Yeah. We try to bring multiomics into our data a little bit by developing that inferred sciCNV method so that we can look at DNA copy numbers and transcriptomics. But I think the field is broadening in a big way and we definitely need to move into multiomics because you need to look at the parallels between protein expression and RNA transcription and DNA copy number, and beyond that even. So I think, you know, CITE-seq is where everyone’s moving at the moment to bring in the protein expression, I think that’s going to be really helpful for the next generation of identifying targets and the next generation of immunotherapeutics, understanding those [inaudible] protein expressions. But I do think we can go beyond that with even more multiomics. We’re going to be able to, in the near future, be able to look at everything in a single-cell.

Irene Ghobrial:

Yeah. And you did a lot of CITE-seq too. The information you gained from both proteomics basically, or tagging proteins as well as genomic data and transcriptional data. How much did that improve on your understanding of the rare cell events and so on?

Eileen Boyle:

So I think it was a very reassuring approach where we could confirm findings from the single-cell RNA-seq at the protein level. And sometimes we did find some mismatch which led to more questioning and require further studies to understand really how do you get from the RNA to the protein? Are there other mechanisms involved and what other levels of genomic information we need to get from that.

Irene Ghobrial:

Yeah. And we are now hopefully going into spatial modalities and getting to the next level of not only DNA, RNA epigenetics with ATAC-seq or methylation at the single-cell level or proteomics at the single-cell level, but also putting it in the context of where does it localize in the microenvironment. Are there contexts that you think that would be very critical, especially in your data of understanding resistance?

Yael Cohen:

Yeah, so I think we’ve seen very interesting data today about the microenvironment and about the focal lesions and the spatial variability and those focal lesions being like the source for a progression. And I think that’s a really important topic. You know, in the clinic we really get little data from that, from the way that we tap the data. It’s not something that we really have in our fingertips. And it is so important. So I think further thought should be given on how to get to that data.

Irene Ghobrial:

Perfect. Any final thoughts, things to think of for the future?

Yael Cohen:

I think this tool of single-cell, it’s like having a molecular microscope and it really gives us a whole new dimension of looking at the disease and what is happening.
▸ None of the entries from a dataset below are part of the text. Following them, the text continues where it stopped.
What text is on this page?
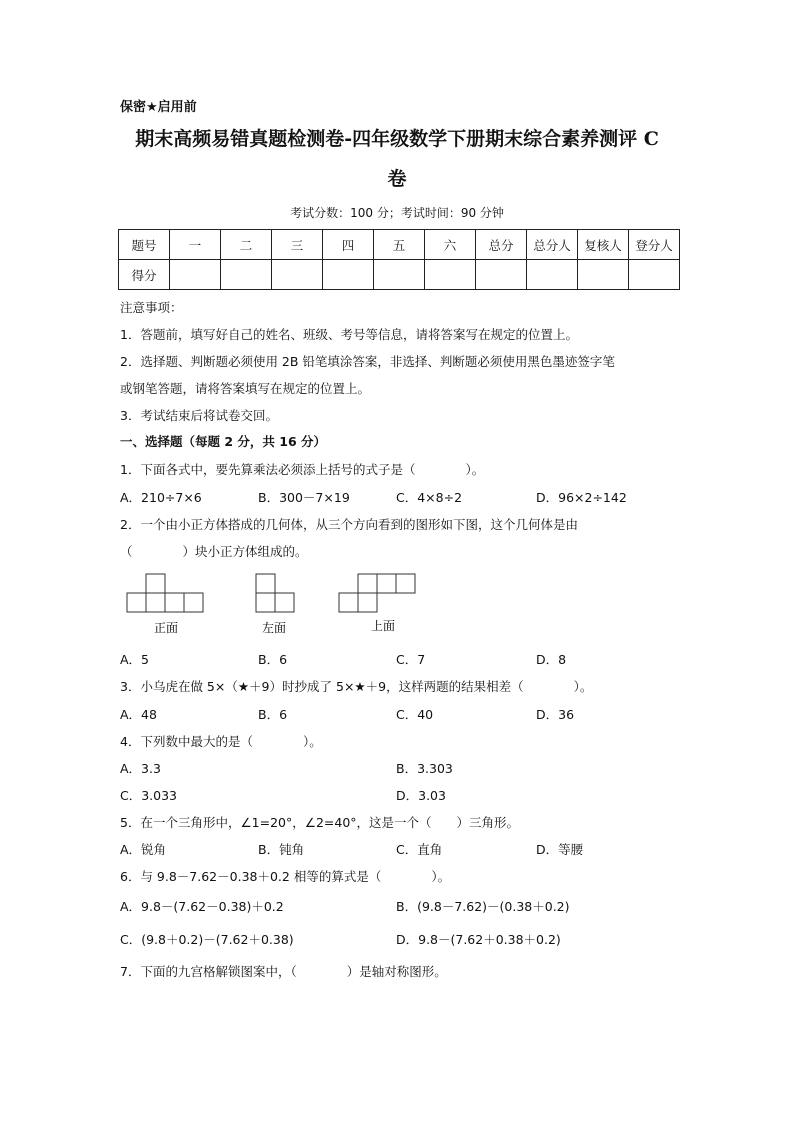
保密★启用前
期末高频易错真题检测卷-四年级数学下册期末综合素养测评 C
卷
考试分数：100 分；考试时间：90 分钟
题号	一	二	三	四	五	六	总分	总分人	复核人	登分人
得分										
注意事项：
1．答题前，填写好自己的姓名、班级、考号等信息，请将答案写在规定的位置上。
2．选择题、判断题必须使用 2B 铅笔填涂答案，非选择、判断题必须使用黑色墨迹签字笔
或钢笔答题，请将答案填写在规定的位置上。
3．考试结束后将试卷交回。
一、选择题（每题 2 分，共 16 分）
1．下面各式中，要先算乘法必须添上括号的式子是（　　　　）。
A．210÷7×6	B．300－7×19	C．4×8÷2	D．96×2÷142
2．一个由小正方体搭成的几何体，从三个方向看到的图形如下图，这个几何体是由
（　　　　）块小正方体组成的。
正面	左面	上面
A．5	B．6	C．7	D．8
3．小乌虎在做 5×（★＋9）时抄成了 5×★＋9，这样两题的结果相差（　　　　）。
A．48	B．6	C．40	D．36
4．下列数中最大的是（　　　　）。
A．3.3	B．3.303
C．3.033	D．3.03
5．在一个三角形中，∠1=20°，∠2=40°，这是一个（　　）三角形。
A．锐角	B．钝角	C．直角	D．等腰
6．与 9.8－7.62－0.38＋0.2 相等的算式是（　　　　）。
A．9.8－(7.62－0.38)＋0.2	B．(9.8－7.62)－(0.38＋0.2)
C．(9.8＋0.2)－(7.62＋0.38)	D．9.8－(7.62＋0.38＋0.2)
7．下面的九宫格解锁图案中，（　　　　）是轴对称图形。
So to me, it’s intriguing how we could get this in some way to the clinic. There are right now hold backs as far as logistics and costs, but I’m sure we will get there in some point.

Irene Ghobrial:

Yeah. Absolutely. And it’s amazing how much data was presented today, and hopefully in the future about understanding mechanisms of disease progression from MGUS and smoldering myeloma, mechanisms of response to therapy, genetic subtypes, and hopefully bringing single-cell level to the patients. So with that, thank you so much. And we hope to see you next year again with us, Myeloma 2023. Thank you.